Est-il possible de comprendre ce dernier tome ? Ce n'est pas sûr, mais par contre Grant Morrison fait l'effort de conclure dans la dernière page avec une phrase qui ne laisse planer aucun doute sur le thème principal de cette troisième saison : "our sentence is up". Il s'agit d'un jeu de mots intraduisible sur le terme "sentence" qui est à la fois une phrase, et une sentence de jugement (une peine à exécuter). À plusieurs reprises, Morrison aborde la question de la liberté individuelle face à la société, mais aussi à un éventuel destin. Il apparaît qu'à ses yeux l'avènement de l'ère informatique entraîne de fait l'omniprésence du supercontexte (omniprésence de l'information de toute nature), ce qui constitue la vraie révolution pour l'être humain et sa condition.

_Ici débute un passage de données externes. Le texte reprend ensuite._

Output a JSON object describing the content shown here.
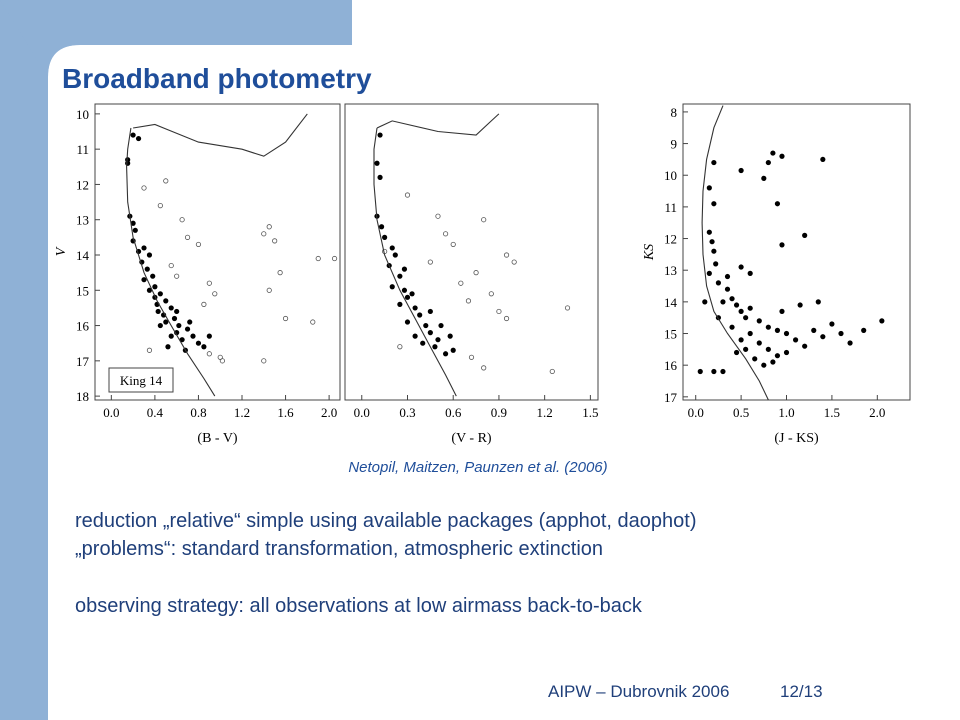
{
  "title": "Broadband photometry",
  "chart_data": [
    {
      "type": "scatter",
      "x_label": "(B - V)",
      "y_label": "V",
      "annotation": "King 14",
      "y_reversed": true,
      "xlim": [
        -0.15,
        2.1
      ],
      "ylim": [
        9.72,
        18.11
      ],
      "xticks": [
        {
          "value": 0,
          "label": "0.0"
        },
        0.4,
        0.8,
        1.2,
        1.6,
        {
          "value": 2,
          "label": "2.0"
        }
      ],
      "yticks": [
        10,
        11,
        12,
        13,
        14,
        15,
        16,
        17,
        18
      ],
      "series": [
        {
          "marker": "filled",
          "color": "#000000",
          "x": [
            0.2,
            0.25,
            0.15,
            0.15,
            0.17,
            0.2,
            0.22,
            0.2,
            0.3,
            0.35,
            0.28,
            0.33,
            0.38,
            0.4,
            0.35,
            0.45,
            0.5,
            0.42,
            0.55,
            0.6,
            0.48,
            0.5,
            0.62,
            0.7,
            0.45,
            0.55,
            0.75,
            0.65,
            0.8,
            0.68,
            0.85,
            0.6,
            0.72,
            0.4,
            0.52,
            0.9,
            0.58,
            0.3,
            0.25,
            0.43
          ],
          "values": [
            10.6,
            10.7,
            11.3,
            11.4,
            12.9,
            13.1,
            13.3,
            13.6,
            13.8,
            14.0,
            14.2,
            14.4,
            14.6,
            14.9,
            15.0,
            15.1,
            15.3,
            15.4,
            15.5,
            15.6,
            15.7,
            15.9,
            16.0,
            16.1,
            16.0,
            16.3,
            16.3,
            16.4,
            16.5,
            16.7,
            16.6,
            16.2,
            15.9,
            15.2,
            16.6,
            16.3,
            15.8,
            14.7,
            13.9,
            15.6
          ]
        },
        {
          "marker": "open",
          "color": "#555555",
          "x": [
            0.3,
            0.5,
            0.45,
            0.7,
            0.8,
            0.55,
            0.6,
            0.9,
            0.95,
            0.85,
            0.35,
            0.9,
            1.0,
            1.02,
            1.45,
            1.5,
            1.4,
            1.45,
            1.55,
            1.6,
            1.9,
            2.05,
            1.4,
            1.85,
            0.65
          ],
          "values": [
            12.1,
            11.9,
            12.6,
            13.5,
            13.7,
            14.3,
            14.6,
            14.8,
            15.1,
            15.4,
            16.7,
            16.8,
            16.9,
            17.0,
            13.2,
            13.6,
            13.4,
            15.0,
            14.5,
            15.8,
            14.1,
            14.1,
            17.0,
            15.9,
            13.0
          ]
        },
        {
          "marker": "line",
          "color": "#333333",
          "x": [
            0.18,
            0.15,
            0.14,
            0.15,
            0.2,
            0.3,
            0.42,
            0.55,
            0.7,
            0.85,
            0.95,
            null,
            0.2,
            0.4,
            0.8,
            1.2,
            1.4,
            1.6,
            1.75,
            1.8
          ],
          "values": [
            10.4,
            11.0,
            11.5,
            12.5,
            13.5,
            14.5,
            15.3,
            16.0,
            16.8,
            17.5,
            18,
            null,
            10.4,
            10.3,
            10.8,
            11.0,
            11.2,
            10.8,
            10.2,
            10.0
          ]
        }
      ]
    },
    {
      "type": "scatter",
      "x_label": "(V - R)",
      "y_reversed": true,
      "xlim": [
        -0.11,
        1.55
      ],
      "ylim": [
        9.72,
        18.11
      ],
      "xticks": [
        {
          "value": 0,
          "label": "0.0"
        },
        0.3,
        0.6,
        0.9,
        1.2,
        1.5
      ],
      "series": [
        {
          "marker": "filled",
          "color": "#000000",
          "x": [
            0.12,
            0.1,
            0.12,
            0.1,
            0.13,
            0.15,
            0.2,
            0.22,
            0.18,
            0.25,
            0.2,
            0.28,
            0.3,
            0.25,
            0.35,
            0.38,
            0.3,
            0.42,
            0.45,
            0.35,
            0.5,
            0.48,
            0.55,
            0.4,
            0.52,
            0.45,
            0.33,
            0.28,
            0.6,
            0.58
          ],
          "values": [
            10.6,
            11.4,
            11.8,
            12.9,
            13.2,
            13.5,
            13.8,
            14.0,
            14.3,
            14.6,
            14.9,
            15.0,
            15.2,
            15.4,
            15.5,
            15.7,
            15.9,
            16.0,
            16.2,
            16.3,
            16.4,
            16.6,
            16.8,
            16.5,
            16.0,
            15.6,
            15.1,
            14.4,
            16.7,
            16.3
          ]
        },
        {
          "marker": "open",
          "color": "#555555",
          "x": [
            0.3,
            0.5,
            0.55,
            0.6,
            0.45,
            0.75,
            0.65,
            0.7,
            0.85,
            0.8,
            0.95,
            1.0,
            0.9,
            0.95,
            1.35,
            0.8,
            1.25,
            0.15,
            0.25,
            0.72
          ],
          "values": [
            12.3,
            12.9,
            13.4,
            13.7,
            14.2,
            14.5,
            14.8,
            15.3,
            15.1,
            13.0,
            14.0,
            14.2,
            15.6,
            15.8,
            15.5,
            17.2,
            17.3,
            13.9,
            16.6,
            16.9
          ]
        },
        {
          "marker": "line",
          "color": "#333333",
          "x": [
            0.1,
            0.08,
            0.08,
            0.1,
            0.15,
            0.25,
            0.35,
            0.45,
            0.55,
            0.62,
            null,
            0.1,
            0.2,
            0.5,
            0.75,
            0.85,
            0.9
          ],
          "values": [
            10.4,
            11.0,
            12.0,
            13.0,
            14.0,
            15.0,
            15.8,
            16.6,
            17.4,
            18,
            null,
            10.4,
            10.2,
            10.5,
            10.6,
            10.2,
            10.0
          ]
        }
      ]
    },
    {
      "type": "scatter",
      "x_label": "(J - KS)",
      "y_label": "KS",
      "y_reversed": true,
      "xlim": [
        -0.14,
        2.36
      ],
      "ylim": [
        7.75,
        17.1
      ],
      "xticks": [
        {
          "value": 0,
          "label": "0.0"
        },
        0.5,
        {
          "value": 1,
          "label": "1.0"
        },
        1.5,
        {
          "value": 2,
          "label": "2.0"
        }
      ],
      "yticks": [
        8,
        9,
        10,
        11,
        12,
        13,
        14,
        15,
        16,
        17
      ],
      "series": [
        {
          "marker": "filled",
          "color": "#000000",
          "x": [
            0.2,
            0.15,
            0.2,
            0.15,
            0.18,
            0.2,
            0.22,
            0.15,
            0.25,
            0.35,
            0.4,
            0.45,
            0.3,
            0.5,
            0.55,
            0.6,
            0.7,
            0.8,
            0.9,
            1.0,
            0.6,
            0.5,
            0.7,
            0.8,
            0.9,
            1.1,
            1.2,
            1.3,
            0.4,
            0.55,
            0.65,
            0.75,
            0.85,
            1.4,
            1.5,
            1.6,
            1.7,
            2.05,
            1.85,
            0.95,
            1.15,
            1.35,
            0.3,
            0.2,
            0.05,
            0.45,
            1.0,
            0.35,
            0.6,
            0.5,
            1.2,
            0.95,
            0.9,
            0.8,
            0.85,
            0.95,
            1.4,
            0.5,
            0.75,
            0.25,
            0.1
          ],
          "values": [
            9.6,
            10.4,
            10.9,
            11.8,
            12.1,
            12.4,
            12.8,
            13.1,
            13.4,
            13.6,
            13.9,
            14.1,
            14.0,
            14.3,
            14.5,
            14.2,
            14.6,
            14.8,
            14.9,
            15.0,
            15.0,
            15.2,
            15.3,
            15.5,
            15.7,
            15.2,
            15.4,
            14.9,
            14.8,
            15.5,
            15.8,
            16.0,
            15.9,
            15.1,
            14.7,
            15.0,
            15.3,
            14.6,
            14.9,
            14.3,
            14.1,
            14.0,
            16.2,
            16.2,
            16.2,
            15.6,
            15.6,
            13.2,
            13.1,
            12.9,
            11.9,
            12.2,
            10.9,
            9.6,
            9.3,
            9.4,
            9.5,
            9.85,
            10.1,
            14.5,
            14.0
          ]
        },
        {
          "marker": "line",
          "color": "#333333",
          "x": [
            0.3,
            0.2,
            0.12,
            0.08,
            0.07,
            0.08,
            0.12,
            0.2,
            0.35,
            0.55,
            0.7,
            0.8
          ],
          "values": [
            7.8,
            8.5,
            9.5,
            10.5,
            11.5,
            12.5,
            13.5,
            14.3,
            15.0,
            15.8,
            16.5,
            17.1
          ]
        }
      ]
    }
  ],
  "caption": "Netopil, Maitzen, Paunzen et al. (2006)",
  "body": [
    "reduction „relative“ simple using available packages (apphot, daophot)",
    "„problems“: standard transformation, atmospheric extinction",
    "observing strategy: all observations at low airmass back-to-back"
  ],
  "footer": {
    "left": "AIPW – Dubrovnik 2006",
    "right": "12/13"
  }
}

Ainsi, Morrison donne son point de vue et sa réponse à la question existentielle de base : pourquoi tout plutôt que rien ? Bien sûr la densité narrative, et la structure en graphe fortement maillé font que les thèmes secondaires sont légion, sans être moins ambitieux. Il aborde par exemple la nature de la relation à autrui dans le cadre de la société, de façon magistrale. Et bien sûr, le lecteur reste avec beaucoup de questions sur les bras, telles que le sens réel des 3 personnages de l'harlequinade, ou le rôle du mantra Namu Amida Butsu. Mais Morrison donne une piste de solution dans le dernier épisode : si comme Jack Frost le lecteur n'a pas compris, il n'a qu'à recommencer (la lecture de la série).